Paul Krugman, among other Keynesian economists, advocates higher inflation to create more space for interest rate cuts in times of stress. Of course "higher inflation" for awhile would help the government out from under some of the debt burden too. But at the expense of those on fixed incomes, unless tax policy or other means were used to make "fixed incomes" types whole again.
Many on the "right" seem to want to blast Krugman for advocating that we inflate our way out of the crisis, as if that were (1) true, and (2) the only tool Krugman advocates for. Yet the Feb 12 IMF paper, "Rethinking Macroeconomic Policy" (pdf) Krugman points to in a recent post, talks through various tools to try to find a path forward, including
- Raising the Inflation Target
- Combining Monetary and Regulatory Policy
- Higher Inflation Targeting and Foreign Exchange Intervention
- Providing Liquidity More Broadly
- Creating More Fiscal Space in Good Times
- Designing Better Automatic Fiscal Stabilizers
Neo-chartalists, at least some of them, advocate what I'll call an "modern-day alchemy fix" to the debt problem, remember: "There is no financial crisis so deep that a sufficiently large increase in public spending cannot deal with it."

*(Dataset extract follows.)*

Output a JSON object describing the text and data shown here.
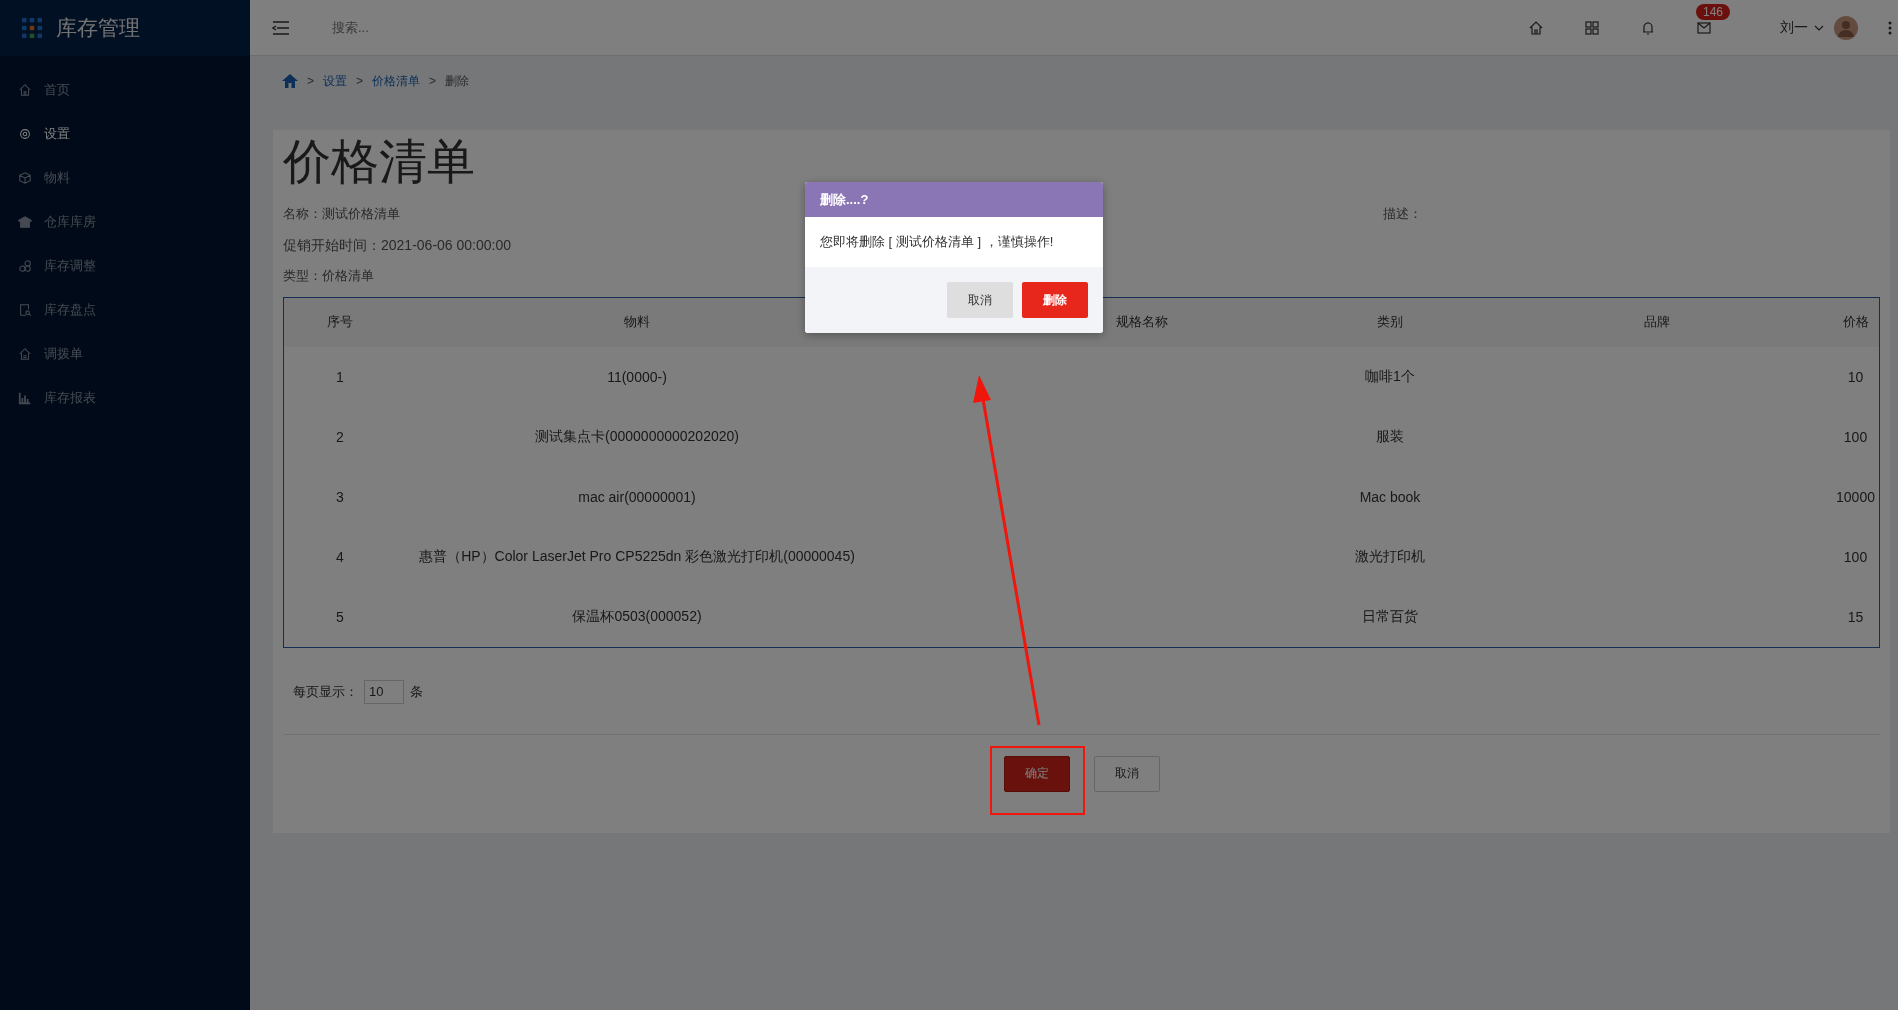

In any supposed "fix" there will be winners and losers, with the government in the middle of the mess. Scary times ahead! Both the Keynesian and the Chartalist approach suggests inflation. But how much? Scissors cut paper! Out come the shredders, figuratively, to cut up the paper. Inflation to counter deflation? Or runaway inflation? What other ideas are worth looking at? Maybe it is as simple as re-regulation — as if that were simple — but I doubt it.
If the "scissor act" is too flagrant, as it may
well be given the size of the debt we are dealing with, we will see a
substantial loss of faith in US currency. Such could trigger wide-spread panic and subsequent worldwide Depression. At minimum we would see at least some countries try to mimic the US move, which might set a stage for hyperinflation. What China and the Arab states might do in response is an open question, particularly if we repudiate the debt outright apply Mosler's Law as some Neo-Chartalists advocate.
The point of this little note is to suggest that in the wake of inflationary actions to deal with the debt bubble, we will likely see — already are seeing, e.g."We are All Austrians Now" — calls for a return to what might be called 21st century gold standard. If that were to become a political necessity, we will have come full circle: Rock crushes scissors!
I hope that we can stay with fiat currency and find means to deal with the mess at hand. But I am outclassed by most of the economists and finance experts I follow. So I watch and read, and occasionally comment. The "mess" is once-again center stage as the PIIGS threaten default. And California and other messes closer to home will prove interesting to watch as this year unfolds. This is a Wicked Problem of global proportions. But that is a story for another day.